How to Fairly Allocate Scarce Medical Resources: Justice Trade-Offs between an Individual and a Population Perspective

Monday, 18 August 2014
Exhibit hall (Dena'ina Center)
Timo Smieszek, PhD , Imperial College, London, United Kingdom
Pius Krütli, PhD , ETH Zurich, Zurich, Switzerland
INTRODUCTION: The establishment of allocation schemes for scarce medical goods and services is a serious matter as it may determine who lives and who dies. The decision concerning who is to receive an organ transplant primarily affects the patients on the waiting list. However, the allocation of scarce treatment and prevention against infectious disease is more far reaching. Untreated individuals may infect additional people who could have been spared, had the untreated persons been treated. An efficient allocation scheme that might avert many cases on a population level may be considered unjust when focusing on the individual level, and vice versa. 

METHODS: We tested, via a hypothetical infection transmission scenario, what kind of allocation scheme (‘lottery’, ‘youngest first’, ‘by behaviour’, etc.) is perceived to be the fairest by (A) medical lay-people and (B) general practitioners from Switzerland. The data were collected using an online survey tool. Participants belonging to one of the two groups were randomly distributed to one of four conditions, based on a 2x2 factorial design: Allocation purpose (a1: treatment for infected individuals vs. a2: prevention for uninfected ones) x Information (b1: information about the population-wide effects of each allocation scheme vs. b2: no information). We also asked participants to assess other scarcity situations. 

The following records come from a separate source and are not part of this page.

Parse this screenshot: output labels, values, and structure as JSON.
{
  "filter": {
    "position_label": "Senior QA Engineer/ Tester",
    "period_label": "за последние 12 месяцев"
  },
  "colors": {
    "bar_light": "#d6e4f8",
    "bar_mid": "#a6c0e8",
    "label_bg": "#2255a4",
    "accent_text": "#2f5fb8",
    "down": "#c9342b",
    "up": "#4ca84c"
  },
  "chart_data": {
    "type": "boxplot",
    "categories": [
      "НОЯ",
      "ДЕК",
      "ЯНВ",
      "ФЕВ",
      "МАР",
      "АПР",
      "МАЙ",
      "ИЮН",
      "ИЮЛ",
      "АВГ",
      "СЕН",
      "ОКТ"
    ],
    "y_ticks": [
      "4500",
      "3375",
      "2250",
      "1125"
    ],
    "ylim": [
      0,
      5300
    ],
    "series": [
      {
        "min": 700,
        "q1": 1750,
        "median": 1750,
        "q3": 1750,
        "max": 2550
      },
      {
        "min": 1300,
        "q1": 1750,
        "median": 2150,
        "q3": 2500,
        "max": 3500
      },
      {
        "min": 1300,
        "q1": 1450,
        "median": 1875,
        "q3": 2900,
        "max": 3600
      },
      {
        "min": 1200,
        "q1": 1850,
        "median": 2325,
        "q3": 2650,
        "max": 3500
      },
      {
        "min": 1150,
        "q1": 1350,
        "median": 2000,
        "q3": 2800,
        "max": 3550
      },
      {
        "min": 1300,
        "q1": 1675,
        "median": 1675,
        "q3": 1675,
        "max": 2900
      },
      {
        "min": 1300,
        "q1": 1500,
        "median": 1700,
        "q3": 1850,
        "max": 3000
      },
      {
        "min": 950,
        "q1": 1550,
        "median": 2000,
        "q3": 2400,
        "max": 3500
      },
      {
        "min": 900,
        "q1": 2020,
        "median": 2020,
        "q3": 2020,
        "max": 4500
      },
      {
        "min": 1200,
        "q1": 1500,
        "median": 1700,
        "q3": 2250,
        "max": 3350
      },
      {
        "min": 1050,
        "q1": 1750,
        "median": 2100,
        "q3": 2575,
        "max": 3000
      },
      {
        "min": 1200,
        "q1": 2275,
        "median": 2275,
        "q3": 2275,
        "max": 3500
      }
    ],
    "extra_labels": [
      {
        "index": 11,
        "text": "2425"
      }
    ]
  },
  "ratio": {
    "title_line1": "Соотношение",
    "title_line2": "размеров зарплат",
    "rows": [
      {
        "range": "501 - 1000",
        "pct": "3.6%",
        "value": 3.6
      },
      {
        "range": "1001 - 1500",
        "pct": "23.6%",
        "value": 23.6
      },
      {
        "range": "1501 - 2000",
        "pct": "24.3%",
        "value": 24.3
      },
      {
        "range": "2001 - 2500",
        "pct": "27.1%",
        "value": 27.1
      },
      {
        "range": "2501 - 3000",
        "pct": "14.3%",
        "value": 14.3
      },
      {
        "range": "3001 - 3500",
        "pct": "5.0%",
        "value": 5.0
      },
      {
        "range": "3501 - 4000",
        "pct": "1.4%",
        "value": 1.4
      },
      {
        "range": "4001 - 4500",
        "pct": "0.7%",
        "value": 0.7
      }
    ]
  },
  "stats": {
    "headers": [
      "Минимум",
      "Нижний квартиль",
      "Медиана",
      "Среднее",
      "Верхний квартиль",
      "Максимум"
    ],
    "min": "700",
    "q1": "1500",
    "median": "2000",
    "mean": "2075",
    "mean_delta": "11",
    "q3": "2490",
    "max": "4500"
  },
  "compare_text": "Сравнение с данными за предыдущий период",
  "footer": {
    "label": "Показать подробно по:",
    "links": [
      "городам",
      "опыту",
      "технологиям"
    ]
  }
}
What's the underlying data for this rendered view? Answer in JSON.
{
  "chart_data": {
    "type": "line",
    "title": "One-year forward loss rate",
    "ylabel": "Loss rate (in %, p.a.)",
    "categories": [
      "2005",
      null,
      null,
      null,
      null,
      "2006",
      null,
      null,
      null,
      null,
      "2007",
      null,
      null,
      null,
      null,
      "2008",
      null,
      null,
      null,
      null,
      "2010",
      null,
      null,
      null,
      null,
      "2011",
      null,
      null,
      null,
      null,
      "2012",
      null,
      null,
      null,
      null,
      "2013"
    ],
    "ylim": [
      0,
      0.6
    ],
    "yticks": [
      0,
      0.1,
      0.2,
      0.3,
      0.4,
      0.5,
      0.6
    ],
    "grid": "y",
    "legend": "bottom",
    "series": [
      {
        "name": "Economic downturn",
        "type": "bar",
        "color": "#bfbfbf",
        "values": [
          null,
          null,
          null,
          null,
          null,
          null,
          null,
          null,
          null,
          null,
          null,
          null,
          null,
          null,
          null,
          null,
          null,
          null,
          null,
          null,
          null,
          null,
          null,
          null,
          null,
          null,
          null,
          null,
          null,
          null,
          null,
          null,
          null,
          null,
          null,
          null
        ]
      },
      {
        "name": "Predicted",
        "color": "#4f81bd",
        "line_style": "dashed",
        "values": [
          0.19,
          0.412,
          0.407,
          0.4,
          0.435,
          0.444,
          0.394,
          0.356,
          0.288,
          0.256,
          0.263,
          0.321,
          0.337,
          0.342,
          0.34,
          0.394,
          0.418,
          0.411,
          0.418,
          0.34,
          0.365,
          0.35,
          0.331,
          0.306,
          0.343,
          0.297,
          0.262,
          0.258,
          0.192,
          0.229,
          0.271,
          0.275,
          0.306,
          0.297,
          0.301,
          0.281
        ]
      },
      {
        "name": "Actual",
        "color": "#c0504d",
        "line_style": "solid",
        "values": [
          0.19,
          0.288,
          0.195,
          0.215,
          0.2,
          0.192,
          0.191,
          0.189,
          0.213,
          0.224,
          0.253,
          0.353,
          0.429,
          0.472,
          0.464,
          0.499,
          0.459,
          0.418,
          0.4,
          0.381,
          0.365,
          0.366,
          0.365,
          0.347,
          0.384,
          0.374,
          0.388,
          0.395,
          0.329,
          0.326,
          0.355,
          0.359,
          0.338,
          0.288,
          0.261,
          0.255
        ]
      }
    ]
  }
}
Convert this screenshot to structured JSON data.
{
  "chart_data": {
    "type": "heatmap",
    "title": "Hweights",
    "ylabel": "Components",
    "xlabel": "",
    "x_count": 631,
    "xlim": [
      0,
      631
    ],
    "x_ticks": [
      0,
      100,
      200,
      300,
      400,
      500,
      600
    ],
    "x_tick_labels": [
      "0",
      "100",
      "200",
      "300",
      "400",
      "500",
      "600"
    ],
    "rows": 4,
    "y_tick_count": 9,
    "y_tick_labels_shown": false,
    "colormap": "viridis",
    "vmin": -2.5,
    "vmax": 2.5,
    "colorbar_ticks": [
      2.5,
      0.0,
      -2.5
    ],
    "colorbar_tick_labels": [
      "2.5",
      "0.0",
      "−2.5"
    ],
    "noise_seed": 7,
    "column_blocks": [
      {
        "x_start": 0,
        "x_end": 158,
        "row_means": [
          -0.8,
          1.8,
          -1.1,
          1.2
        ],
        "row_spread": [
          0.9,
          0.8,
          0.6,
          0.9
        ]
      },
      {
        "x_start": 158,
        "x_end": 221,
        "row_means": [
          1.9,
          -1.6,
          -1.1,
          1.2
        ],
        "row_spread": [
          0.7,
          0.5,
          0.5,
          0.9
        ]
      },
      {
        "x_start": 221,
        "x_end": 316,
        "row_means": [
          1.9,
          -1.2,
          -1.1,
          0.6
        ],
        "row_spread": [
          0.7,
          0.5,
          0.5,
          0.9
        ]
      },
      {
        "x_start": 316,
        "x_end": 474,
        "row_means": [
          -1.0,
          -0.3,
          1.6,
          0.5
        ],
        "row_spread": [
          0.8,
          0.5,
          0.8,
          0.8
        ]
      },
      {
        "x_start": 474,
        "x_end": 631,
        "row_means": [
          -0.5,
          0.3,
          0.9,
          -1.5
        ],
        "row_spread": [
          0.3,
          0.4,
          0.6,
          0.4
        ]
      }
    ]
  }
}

RESULTS: We found, inter alia, that participants distinguished between treatment of infected and prevention for uninfected individuals: 34.4% of the lay-people chose the most efficient allocation scheme, even though it meant to prefer people whose behaviour was driving the infection spread. In the case of treating already infected people, only 13.5% chose the efficient scheme. Here, the most popular scheme was prioritization by waiting time (35.4%). 

CONCLUSIONS: There is no universally preferred allocation scheme and fairness judgements are context-dependent. Our research may help to define ethical policies that are widely accepted among concerned stakeholders.